Turf war over regulation of doctors who help people die
Photo by Catalina Fedorova on Unsplash
The Dutch public prosecutor department and regional euthanasia review committees (RTE) are at loggerheads over the rules for carrying out euthanasia.
According to a report based on leaked documents in the newspaper Trouw, the prosecutor believes that the committees are being too lenient with doctors.
The dispute was sparked by a Supreme Court decision last year which exonerated, Marinou Arends, a doctor who gave a lethal injection to a demented woman who fought her off. The death was clearly involuntary. However, the patient had written an advance direction before lapsing into dementia – which, the court ruled, had expressed her true wishes.
According to Trouw, the RTE has amended its guidelines in the light of the court’s ruling. They now state that “doctors are allowed to interpret a written advance directive if it is not completely clear, and that it is primarily up to the doctor to decide whether the law has been complied with on important points.”

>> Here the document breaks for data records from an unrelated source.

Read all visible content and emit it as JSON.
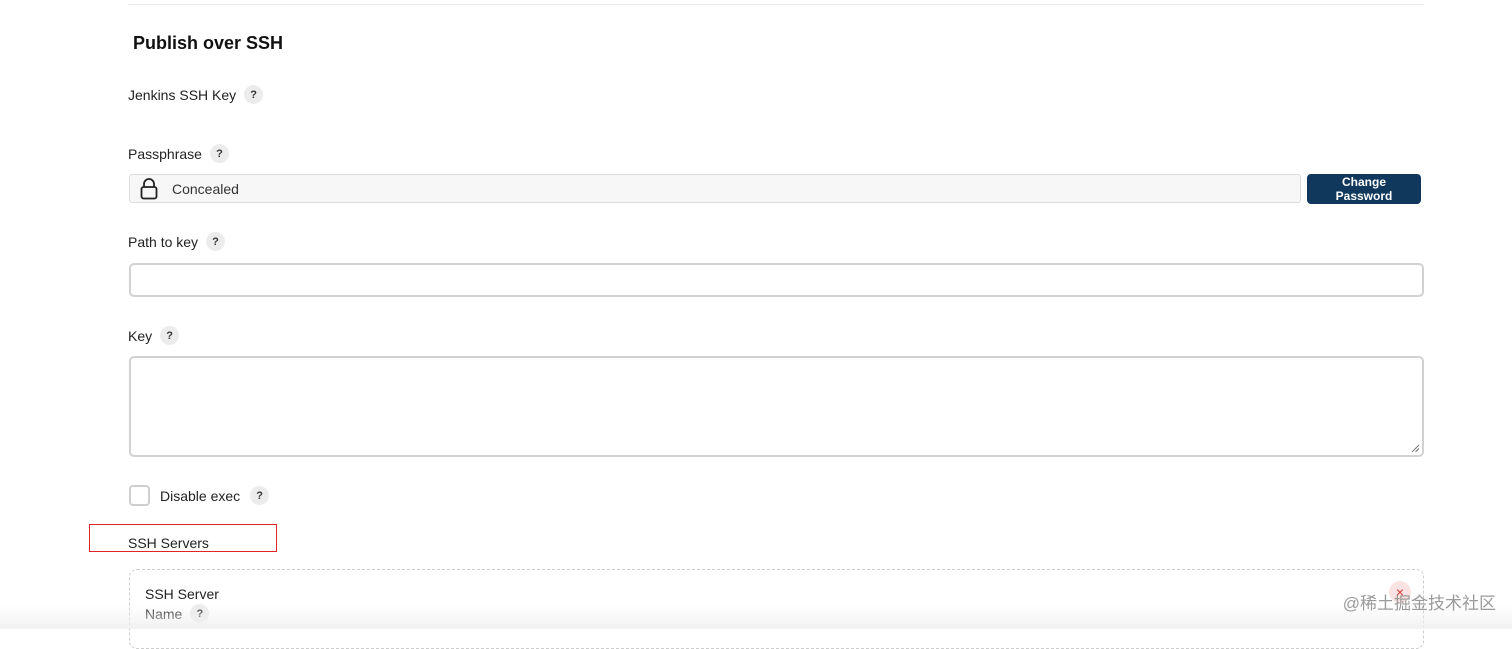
{
  "section": {
    "title": "Publish over SSH"
  },
  "fields": {
    "jenkins_ssh_key_label": "Jenkins SSH Key",
    "passphrase_label": "Passphrase",
    "passphrase_value": "Concealed",
    "change_password_label": "Change Password",
    "path_to_key_label": "Path to key",
    "path_to_key_value": "",
    "key_label": "Key",
    "key_value": "",
    "disable_exec_label": "Disable exec"
  },
  "help_glyph": "?",
  "ssh_servers": {
    "label": "SSH Servers",
    "card_title": "SSH Server",
    "name_label": "Name",
    "delete_glyph": "×"
  },
  "watermark": "@稀土掘金技术社区",
  "colors": {
    "primary_button": "#10375c",
    "highlight_border": "#e02424",
    "delete_accent": "#dd3333"
  },
  "icons": [
    "lock-icon",
    "help-icon",
    "close-icon",
    "resize-grip-icon"
  ]
}
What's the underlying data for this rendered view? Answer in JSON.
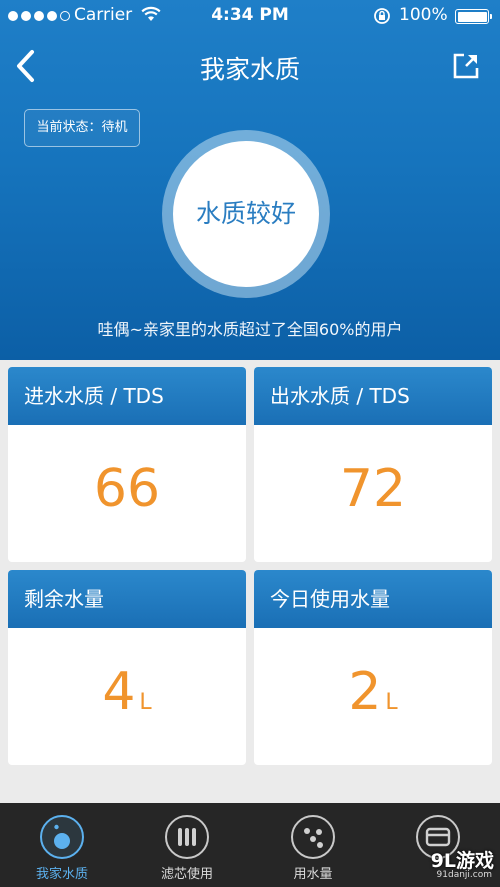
{
  "status_bar": {
    "carrier": "Carrier",
    "time": "4:34 PM",
    "battery_percent": "100%",
    "signal_bars_filled": 4,
    "signal_bars_total": 5,
    "battery_level": 1.0
  },
  "header": {
    "title": "我家水质",
    "back_icon": "chevron-left-icon",
    "share_icon": "share-icon"
  },
  "hero": {
    "state_text": "当前状态：待机",
    "quality_label": "水质较好",
    "hint": "哇偶~亲家里的水质超过了全国60%的用户"
  },
  "cards": [
    {
      "title": "进水水质 / TDS",
      "value": "66",
      "unit": ""
    },
    {
      "title": "出水水质 / TDS",
      "value": "72",
      "unit": ""
    },
    {
      "title": "剩余水量",
      "value": "4",
      "unit": "L"
    },
    {
      "title": "今日使用水量",
      "value": "2",
      "unit": "L"
    }
  ],
  "tabbar": {
    "items": [
      {
        "label": "我家水质",
        "icon": "water-drop-icon",
        "active": true
      },
      {
        "label": "滤芯使用",
        "icon": "filter-icon",
        "active": false
      },
      {
        "label": "用水量",
        "icon": "usage-dots-icon",
        "active": false
      },
      {
        "label": "",
        "icon": "card-icon",
        "active": false
      }
    ]
  },
  "watermark": {
    "logo": "9L游戏",
    "url": "91danji.com"
  },
  "colors": {
    "primary_blue": "#1674bd",
    "value_orange": "#f0942d",
    "active_tab": "#5cb1ef",
    "tabbar_bg": "#262626"
  }
}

“In giving euthanasia to a patient who is no longer mentally competent as a result of advanced dementia, it is not necessary for the doctor to agree with the patient on the time or manner in which euthanasia will be given,” says the new RTE guideline. “This kind of discussion is pointless because such a patient will not understand the subject.”
However, according to Trouw, PP chief Rinus Otte believes that the RTEs have gone too far in incorporating the ruling into the guidelines and that more people are now eligible for euthanasia than the law actually allows. He believes that doctors should still face prosecution for murder. He has reportedly asked the minister of justice for an “independent investigation” into how the RTEs are applying the law.